Kissinger’i eleştirenler ve övenler geçmişte neler yaptığına odaklanıyor. Oysa önümüzdeki 50 yıla büyük bir miras, daha doğrusu bela bıraktı. Bugün Çin emperyalizmi, 18. yüzyıl tipi çıkarcı bir merkantilizm, 19. yüzyıl tipi saldırgan bir ticari sömürgecilik, 20. yüzyıl tipi soykırımcı askeri saldırganlık ile doludizgin ilerliyor. 21. yüzyıl ın en önemli sorunlarından biri yani Çin yayılmacılığıdır. Bu tek başına olmasa bile, en çok Kissinger’in dünyaya kazığıdır.
İngilizce yayın yapan Çin devlet televizyonu CGTN, Türkiye’de de izlenebiliyor. ABD’nin, İngiltere’nin, Almanya’nın ve Fransa’nın TV kanalları ile CGTN’yi dün eşzamanlı olarak izlemeye çalıştım.
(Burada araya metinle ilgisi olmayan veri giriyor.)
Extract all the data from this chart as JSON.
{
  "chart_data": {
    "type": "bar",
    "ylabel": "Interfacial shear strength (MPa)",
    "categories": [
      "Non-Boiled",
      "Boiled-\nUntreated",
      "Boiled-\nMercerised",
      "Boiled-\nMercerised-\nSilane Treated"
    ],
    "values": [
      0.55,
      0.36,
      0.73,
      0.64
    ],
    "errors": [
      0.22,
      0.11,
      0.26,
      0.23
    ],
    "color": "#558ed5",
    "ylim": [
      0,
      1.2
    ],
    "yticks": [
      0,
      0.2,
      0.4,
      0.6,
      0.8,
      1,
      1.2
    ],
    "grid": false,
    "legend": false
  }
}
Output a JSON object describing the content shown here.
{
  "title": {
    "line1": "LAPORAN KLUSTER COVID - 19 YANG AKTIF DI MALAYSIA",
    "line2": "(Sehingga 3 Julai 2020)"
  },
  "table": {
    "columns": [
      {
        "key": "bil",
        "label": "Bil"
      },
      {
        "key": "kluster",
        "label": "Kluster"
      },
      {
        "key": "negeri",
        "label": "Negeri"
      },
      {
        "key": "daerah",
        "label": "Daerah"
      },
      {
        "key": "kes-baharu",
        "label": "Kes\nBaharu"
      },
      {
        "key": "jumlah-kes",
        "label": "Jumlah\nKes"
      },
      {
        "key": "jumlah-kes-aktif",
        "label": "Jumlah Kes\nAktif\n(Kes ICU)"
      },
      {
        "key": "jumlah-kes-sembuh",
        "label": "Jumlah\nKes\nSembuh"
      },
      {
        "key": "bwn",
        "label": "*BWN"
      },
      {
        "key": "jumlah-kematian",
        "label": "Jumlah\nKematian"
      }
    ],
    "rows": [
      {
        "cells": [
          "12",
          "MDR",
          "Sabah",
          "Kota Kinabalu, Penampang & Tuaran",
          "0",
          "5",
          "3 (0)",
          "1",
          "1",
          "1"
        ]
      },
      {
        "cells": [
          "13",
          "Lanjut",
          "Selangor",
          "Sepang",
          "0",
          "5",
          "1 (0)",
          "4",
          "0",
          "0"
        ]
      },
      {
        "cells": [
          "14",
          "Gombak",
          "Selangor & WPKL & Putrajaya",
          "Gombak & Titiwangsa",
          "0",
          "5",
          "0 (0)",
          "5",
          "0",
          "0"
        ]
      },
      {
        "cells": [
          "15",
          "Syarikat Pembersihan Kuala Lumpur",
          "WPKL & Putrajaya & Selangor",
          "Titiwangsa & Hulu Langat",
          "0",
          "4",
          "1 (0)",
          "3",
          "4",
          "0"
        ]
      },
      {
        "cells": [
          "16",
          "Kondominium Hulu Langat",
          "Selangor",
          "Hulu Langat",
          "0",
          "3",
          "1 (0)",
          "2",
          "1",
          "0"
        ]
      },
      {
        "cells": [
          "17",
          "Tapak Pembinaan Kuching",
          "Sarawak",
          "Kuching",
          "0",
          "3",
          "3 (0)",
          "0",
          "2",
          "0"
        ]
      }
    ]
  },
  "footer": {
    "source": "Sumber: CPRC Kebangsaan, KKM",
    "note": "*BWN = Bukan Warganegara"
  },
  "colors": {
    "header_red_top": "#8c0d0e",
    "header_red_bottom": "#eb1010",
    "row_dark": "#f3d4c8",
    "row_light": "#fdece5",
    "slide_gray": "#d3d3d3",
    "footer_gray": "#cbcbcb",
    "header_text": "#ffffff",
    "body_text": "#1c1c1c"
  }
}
Batılı emperyalist haber kanalları genellikle İsrail – Hamas çatışması ve rehinelerle ilgili yayın yaparken, çok kısa süreli haberlerle Kissinger’in ölümünü duyuruyordu. CGTN ise “Big Strory” isimli tam 2 saatlik bir anma programı hazırlamıştı.
Belli ki Çin, bir devlet büyüğünü, bir kurucu liderini veya en azından büyük bir dostunu, hamisini yitirmişti. Öldüğü gün iki saatlik belgesel nasıl hemen yayına konabilir? Demek ki, önceden belgesel hazırlanmış. ÇKP’nin vizyonerliğine ve vefasına alkış!
Belgeselde iki saat boyunca Kissinger ve Kissinger sayesinde kurulan ABD-Çin dostluğu göklere çıkarılıyordu. Kissinger’in Mao ve Çu En Lay’ı gizlice ziyareti. Sonra Kissinger’in Nixon’u da beraberinde getirmesi. Nixon ve eşinin karda ayağı kaymasın diye binlerce Çinli’nin gönüllü olarak sokakları temizlemesi. Bu kitle hareketi karşısında Kissinger ve Nixon’un daha o an Çin halkına hayran kalması…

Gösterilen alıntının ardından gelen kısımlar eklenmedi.